The Ben Graham Lectures 1
To add a bit more color on C&F’s early organizational structure, here is an excerpt of a Q&A with legendary value investor Ben Graham, following a lecture he gave to his class at Columbia in the mid-1940s. (Prem Watsa — also a legendary value investor and founder of Fairfax — named his son Ben in honor of Graham):
QUESTION: “Why do companies like the American Reserve or even the North River stay in business, then?” GRAHAM: “The North River Company stays in business, of course, because it has been in existence for 126 years, and has built up a large business, which has increased over the years, which has been satisfactory to the people running the business, to its agents, and to its policyholders. Whether it is now satisfactory to the stockholders I don’t think has ever been asked, and I don’t think such questions are asked in any of these companies. I have read a number of reports of fire insurance companies to their stockholders. They consist generally of a one-page balance sheet and a few pages listing the securities owned. The question of how profitable is the business, is just not discussed. I suppose it would be ungentlemanly to raise the point. If I were a stockholder in an insurance company, I would like to know whether the business was profitable enough, and I would ask. But apparently the stockholders in the insurance companies don’t ask that question, to the extent of requiring that the figures be analyzed or presented in the annual reports. I am not in a position to tell you what happened in the last twenty years to every one of these companies. But I do know that in the fire group some companies have done very badly for twenty years; and a company like North River, which I believe is pretty representative, has started off doing very well and is finishing up in a situation which does not permit it to do really well for its stockholders. I don’t believe that this analysis would be subject to much change if you took other companies. You might find one or two exceptions, such as the St. Paul Fire and Marine. But they are extraordinarily few.”
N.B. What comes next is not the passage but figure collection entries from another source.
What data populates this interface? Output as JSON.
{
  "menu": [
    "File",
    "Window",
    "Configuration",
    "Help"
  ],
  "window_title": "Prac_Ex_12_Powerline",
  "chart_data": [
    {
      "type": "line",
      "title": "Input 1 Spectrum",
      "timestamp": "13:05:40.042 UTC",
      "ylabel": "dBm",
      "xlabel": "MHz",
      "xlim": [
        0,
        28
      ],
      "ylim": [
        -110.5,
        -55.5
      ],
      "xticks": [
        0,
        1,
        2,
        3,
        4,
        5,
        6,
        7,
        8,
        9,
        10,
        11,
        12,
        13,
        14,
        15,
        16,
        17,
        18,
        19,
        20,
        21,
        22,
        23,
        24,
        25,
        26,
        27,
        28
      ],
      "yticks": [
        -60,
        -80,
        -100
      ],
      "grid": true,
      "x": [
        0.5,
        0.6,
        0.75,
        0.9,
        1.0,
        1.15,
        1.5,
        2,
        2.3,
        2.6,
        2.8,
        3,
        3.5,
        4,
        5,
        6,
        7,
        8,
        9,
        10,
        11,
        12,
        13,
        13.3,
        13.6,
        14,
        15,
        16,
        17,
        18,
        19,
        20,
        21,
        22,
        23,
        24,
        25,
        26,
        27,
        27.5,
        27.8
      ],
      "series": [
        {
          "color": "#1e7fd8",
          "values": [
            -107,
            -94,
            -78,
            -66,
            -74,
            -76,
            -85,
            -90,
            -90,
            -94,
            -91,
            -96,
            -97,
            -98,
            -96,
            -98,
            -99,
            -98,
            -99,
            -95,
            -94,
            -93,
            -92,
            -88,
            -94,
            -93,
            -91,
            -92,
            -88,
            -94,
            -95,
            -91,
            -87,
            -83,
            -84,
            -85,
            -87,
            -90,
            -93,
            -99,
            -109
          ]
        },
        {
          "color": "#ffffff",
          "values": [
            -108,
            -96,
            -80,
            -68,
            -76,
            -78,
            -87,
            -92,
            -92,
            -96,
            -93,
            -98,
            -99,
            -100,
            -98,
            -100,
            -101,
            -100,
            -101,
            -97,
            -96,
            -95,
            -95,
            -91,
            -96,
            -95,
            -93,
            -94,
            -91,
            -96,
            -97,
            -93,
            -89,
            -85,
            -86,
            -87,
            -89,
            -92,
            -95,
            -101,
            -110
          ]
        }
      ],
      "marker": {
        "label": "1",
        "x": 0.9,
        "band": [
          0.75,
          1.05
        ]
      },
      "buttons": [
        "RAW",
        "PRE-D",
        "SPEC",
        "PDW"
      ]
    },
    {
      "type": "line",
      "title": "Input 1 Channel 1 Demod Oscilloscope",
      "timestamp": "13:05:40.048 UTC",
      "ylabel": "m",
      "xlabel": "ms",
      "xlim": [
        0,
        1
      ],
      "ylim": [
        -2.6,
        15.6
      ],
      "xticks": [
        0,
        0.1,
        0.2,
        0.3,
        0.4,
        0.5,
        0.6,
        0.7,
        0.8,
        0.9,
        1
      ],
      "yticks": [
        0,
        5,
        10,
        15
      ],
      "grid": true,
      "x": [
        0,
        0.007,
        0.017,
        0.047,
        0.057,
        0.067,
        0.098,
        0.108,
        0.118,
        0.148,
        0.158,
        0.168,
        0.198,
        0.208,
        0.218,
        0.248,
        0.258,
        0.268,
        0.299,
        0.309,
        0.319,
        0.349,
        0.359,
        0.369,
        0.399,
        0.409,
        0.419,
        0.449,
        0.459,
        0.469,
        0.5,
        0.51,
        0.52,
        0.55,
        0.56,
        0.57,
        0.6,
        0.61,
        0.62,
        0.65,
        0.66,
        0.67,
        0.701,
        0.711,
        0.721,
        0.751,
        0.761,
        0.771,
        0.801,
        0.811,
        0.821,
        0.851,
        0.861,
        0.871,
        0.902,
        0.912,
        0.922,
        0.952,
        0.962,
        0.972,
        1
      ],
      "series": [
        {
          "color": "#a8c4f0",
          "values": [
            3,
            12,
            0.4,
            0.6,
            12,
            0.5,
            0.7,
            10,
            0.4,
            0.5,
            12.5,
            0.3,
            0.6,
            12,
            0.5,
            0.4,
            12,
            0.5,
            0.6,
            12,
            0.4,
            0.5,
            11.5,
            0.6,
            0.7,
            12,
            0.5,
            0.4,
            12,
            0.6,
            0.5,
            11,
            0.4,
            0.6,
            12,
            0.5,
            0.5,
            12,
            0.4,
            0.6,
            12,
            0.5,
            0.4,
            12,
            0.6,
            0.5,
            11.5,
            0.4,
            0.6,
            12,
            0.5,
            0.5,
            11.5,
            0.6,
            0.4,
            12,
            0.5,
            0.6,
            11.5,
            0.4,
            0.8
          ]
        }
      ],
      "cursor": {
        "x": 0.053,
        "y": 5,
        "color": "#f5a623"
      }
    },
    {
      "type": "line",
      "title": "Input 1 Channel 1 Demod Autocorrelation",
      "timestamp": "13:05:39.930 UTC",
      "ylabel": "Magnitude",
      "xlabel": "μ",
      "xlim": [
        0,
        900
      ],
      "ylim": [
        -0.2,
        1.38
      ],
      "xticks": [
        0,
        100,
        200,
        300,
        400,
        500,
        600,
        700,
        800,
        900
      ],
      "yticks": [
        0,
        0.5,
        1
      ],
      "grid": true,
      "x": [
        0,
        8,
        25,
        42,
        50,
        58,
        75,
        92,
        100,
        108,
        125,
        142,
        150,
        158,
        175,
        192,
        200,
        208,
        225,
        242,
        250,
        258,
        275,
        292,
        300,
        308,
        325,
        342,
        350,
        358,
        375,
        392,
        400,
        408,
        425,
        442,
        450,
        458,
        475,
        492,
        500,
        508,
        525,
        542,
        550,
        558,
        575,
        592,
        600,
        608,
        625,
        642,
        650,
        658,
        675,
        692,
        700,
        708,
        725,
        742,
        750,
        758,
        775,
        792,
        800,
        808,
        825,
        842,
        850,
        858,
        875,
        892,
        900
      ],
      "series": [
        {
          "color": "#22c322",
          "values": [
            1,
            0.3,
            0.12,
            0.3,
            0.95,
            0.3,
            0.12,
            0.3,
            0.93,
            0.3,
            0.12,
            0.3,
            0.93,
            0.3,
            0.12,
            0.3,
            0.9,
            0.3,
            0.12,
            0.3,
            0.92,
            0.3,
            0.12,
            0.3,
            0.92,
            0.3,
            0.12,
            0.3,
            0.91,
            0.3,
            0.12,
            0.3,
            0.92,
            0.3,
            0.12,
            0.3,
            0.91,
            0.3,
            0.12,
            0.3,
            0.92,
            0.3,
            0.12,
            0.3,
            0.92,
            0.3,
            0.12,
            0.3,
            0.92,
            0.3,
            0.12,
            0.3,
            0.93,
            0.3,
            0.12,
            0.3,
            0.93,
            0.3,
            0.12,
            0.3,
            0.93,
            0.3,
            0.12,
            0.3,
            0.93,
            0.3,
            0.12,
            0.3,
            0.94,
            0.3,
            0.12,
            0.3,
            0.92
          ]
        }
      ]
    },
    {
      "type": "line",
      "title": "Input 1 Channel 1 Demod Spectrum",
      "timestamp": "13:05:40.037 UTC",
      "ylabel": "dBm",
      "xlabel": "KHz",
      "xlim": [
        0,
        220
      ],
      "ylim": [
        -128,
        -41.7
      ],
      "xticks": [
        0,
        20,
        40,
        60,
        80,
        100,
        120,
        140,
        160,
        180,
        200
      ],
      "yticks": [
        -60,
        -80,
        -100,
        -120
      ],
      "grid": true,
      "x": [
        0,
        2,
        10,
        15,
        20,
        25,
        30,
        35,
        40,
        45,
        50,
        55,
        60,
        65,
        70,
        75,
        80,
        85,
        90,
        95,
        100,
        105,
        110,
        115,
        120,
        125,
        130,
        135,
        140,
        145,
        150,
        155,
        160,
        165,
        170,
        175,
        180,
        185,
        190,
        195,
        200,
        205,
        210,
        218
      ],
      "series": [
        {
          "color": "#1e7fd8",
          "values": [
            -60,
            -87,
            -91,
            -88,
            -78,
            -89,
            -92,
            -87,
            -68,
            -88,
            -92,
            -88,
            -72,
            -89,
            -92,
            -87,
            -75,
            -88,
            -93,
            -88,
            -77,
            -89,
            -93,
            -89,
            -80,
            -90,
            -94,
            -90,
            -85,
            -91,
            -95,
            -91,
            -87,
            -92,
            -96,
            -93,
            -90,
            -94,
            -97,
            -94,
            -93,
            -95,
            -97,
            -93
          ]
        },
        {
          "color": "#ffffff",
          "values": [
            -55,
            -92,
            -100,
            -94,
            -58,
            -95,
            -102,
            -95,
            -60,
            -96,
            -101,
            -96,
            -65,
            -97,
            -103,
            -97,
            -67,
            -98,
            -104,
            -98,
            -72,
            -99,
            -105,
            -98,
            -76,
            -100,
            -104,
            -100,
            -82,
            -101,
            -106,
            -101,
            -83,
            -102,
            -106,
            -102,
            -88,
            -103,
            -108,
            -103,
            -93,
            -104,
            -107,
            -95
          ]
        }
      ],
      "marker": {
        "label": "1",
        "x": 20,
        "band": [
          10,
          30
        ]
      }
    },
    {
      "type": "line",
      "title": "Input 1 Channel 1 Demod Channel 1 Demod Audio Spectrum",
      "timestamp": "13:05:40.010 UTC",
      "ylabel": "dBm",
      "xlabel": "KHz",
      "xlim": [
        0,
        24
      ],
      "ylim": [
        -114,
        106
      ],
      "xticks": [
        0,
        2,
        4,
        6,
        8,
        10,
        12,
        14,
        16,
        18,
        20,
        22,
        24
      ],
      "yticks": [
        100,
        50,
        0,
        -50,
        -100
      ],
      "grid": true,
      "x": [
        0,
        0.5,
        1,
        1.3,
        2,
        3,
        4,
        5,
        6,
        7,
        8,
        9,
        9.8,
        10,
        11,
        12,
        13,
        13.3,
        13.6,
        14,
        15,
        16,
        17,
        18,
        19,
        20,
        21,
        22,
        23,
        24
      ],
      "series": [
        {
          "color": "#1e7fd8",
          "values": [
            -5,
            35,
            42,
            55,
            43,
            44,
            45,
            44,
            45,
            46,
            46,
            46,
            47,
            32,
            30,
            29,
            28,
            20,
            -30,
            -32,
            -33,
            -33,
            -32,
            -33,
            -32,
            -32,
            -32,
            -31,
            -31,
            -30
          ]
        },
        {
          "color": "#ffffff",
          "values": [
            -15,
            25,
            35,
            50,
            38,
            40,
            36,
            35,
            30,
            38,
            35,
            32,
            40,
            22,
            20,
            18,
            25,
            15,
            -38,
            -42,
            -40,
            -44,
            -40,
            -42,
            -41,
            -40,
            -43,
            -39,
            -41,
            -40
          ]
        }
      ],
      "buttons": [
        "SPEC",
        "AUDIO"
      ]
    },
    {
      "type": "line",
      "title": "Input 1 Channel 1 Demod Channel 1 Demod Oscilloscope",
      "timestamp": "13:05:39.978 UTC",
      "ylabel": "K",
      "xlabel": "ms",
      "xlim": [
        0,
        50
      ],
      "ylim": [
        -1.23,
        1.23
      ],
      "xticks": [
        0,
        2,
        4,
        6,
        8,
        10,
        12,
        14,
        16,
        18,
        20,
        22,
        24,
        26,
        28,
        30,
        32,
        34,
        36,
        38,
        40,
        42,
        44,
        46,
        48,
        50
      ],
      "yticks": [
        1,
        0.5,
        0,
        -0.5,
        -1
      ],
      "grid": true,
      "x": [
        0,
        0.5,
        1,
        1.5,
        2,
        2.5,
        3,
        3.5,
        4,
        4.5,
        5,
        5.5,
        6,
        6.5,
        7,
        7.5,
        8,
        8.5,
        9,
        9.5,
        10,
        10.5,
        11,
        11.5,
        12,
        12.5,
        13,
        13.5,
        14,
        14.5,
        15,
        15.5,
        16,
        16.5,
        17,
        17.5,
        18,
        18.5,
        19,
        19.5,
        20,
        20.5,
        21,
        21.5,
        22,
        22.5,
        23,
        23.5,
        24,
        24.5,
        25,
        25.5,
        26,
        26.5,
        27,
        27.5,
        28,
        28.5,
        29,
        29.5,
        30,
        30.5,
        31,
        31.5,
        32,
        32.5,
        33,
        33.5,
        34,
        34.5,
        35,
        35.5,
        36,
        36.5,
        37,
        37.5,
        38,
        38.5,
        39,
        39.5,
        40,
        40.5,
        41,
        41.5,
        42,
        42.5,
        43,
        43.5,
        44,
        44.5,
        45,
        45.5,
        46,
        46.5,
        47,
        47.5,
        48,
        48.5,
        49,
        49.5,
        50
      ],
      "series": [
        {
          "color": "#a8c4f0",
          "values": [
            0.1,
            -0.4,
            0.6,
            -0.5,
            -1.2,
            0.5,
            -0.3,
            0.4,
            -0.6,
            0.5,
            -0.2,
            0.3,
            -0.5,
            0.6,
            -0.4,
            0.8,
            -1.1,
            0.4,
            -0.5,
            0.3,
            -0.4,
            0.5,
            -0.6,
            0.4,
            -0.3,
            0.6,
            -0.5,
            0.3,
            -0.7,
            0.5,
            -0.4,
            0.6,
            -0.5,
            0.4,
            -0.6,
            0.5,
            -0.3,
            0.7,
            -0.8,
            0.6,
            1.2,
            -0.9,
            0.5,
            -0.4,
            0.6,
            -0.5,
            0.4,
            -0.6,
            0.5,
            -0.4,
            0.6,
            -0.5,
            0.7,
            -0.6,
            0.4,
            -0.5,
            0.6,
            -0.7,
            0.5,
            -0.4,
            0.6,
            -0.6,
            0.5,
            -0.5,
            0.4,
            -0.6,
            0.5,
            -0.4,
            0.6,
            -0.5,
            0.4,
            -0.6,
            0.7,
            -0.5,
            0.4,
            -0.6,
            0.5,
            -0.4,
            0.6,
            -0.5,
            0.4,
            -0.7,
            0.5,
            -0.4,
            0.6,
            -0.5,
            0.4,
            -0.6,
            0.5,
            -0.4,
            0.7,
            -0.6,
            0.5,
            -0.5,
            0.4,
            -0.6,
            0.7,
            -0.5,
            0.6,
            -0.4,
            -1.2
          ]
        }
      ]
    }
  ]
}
QUESTION: “Isn’t the North River one of a group of companies?” GRAHAM: “Yes, it is operated by the Crum and Forster organization.” QUESTION: “They may have stuck the premiums in some of their other companies.”
GRAHAM: “That might be the reason. That is another interesting question that arises in the treatment of stockholders’ interest by insurance company managements. Many of the insurance companies are part of so-called “fleets” or groups of companies, and you find some very surprising things in those fleets. Some of the companies tend to be quite profitable, and others in the same group tend to be unprofitable. When you ask for an explanation, as I have done in one case, you may be a bit surprised at the kind of explanation you get. The thing that surprises me always is that the insurance people never talk in terms of what happens to the stockholder. They always talk in terms of what happens to the business as such. You can find many business reasons why Company A should be profitable and Company B should be unprofitable — but no reason that will satisfy the stockholder of Company B, in that case.” To underscore Graham’s comment on the paltry disclosures available to stockholders, consider C&F’s 1926 annual report 2 . Where’s the rest of it? That is the whole thing — even the back of it is blank. No income statement, no loss reserves, no IFRS, no year-over-year comparison, no disclosures. Imagine investing in companies back then with only this information — definitely an insiders’ game. The disclosures would not improve for a long time. Also, the divergence of interest between C&F and the insurance companies noted by Graham would lead to a long-running lawsuit from the minority shareholders in the insurance company legal entities, which would be resolved only when C&F bought them out in the late 1960s.
1. This is a transcript of a lecture from the series Current Problems in Security Analysis presented by Benjamin Graham at the New York Institute of Finance from September 1946 to February 1947.” 2. See images of the C&F 1926 annual report on the facing page.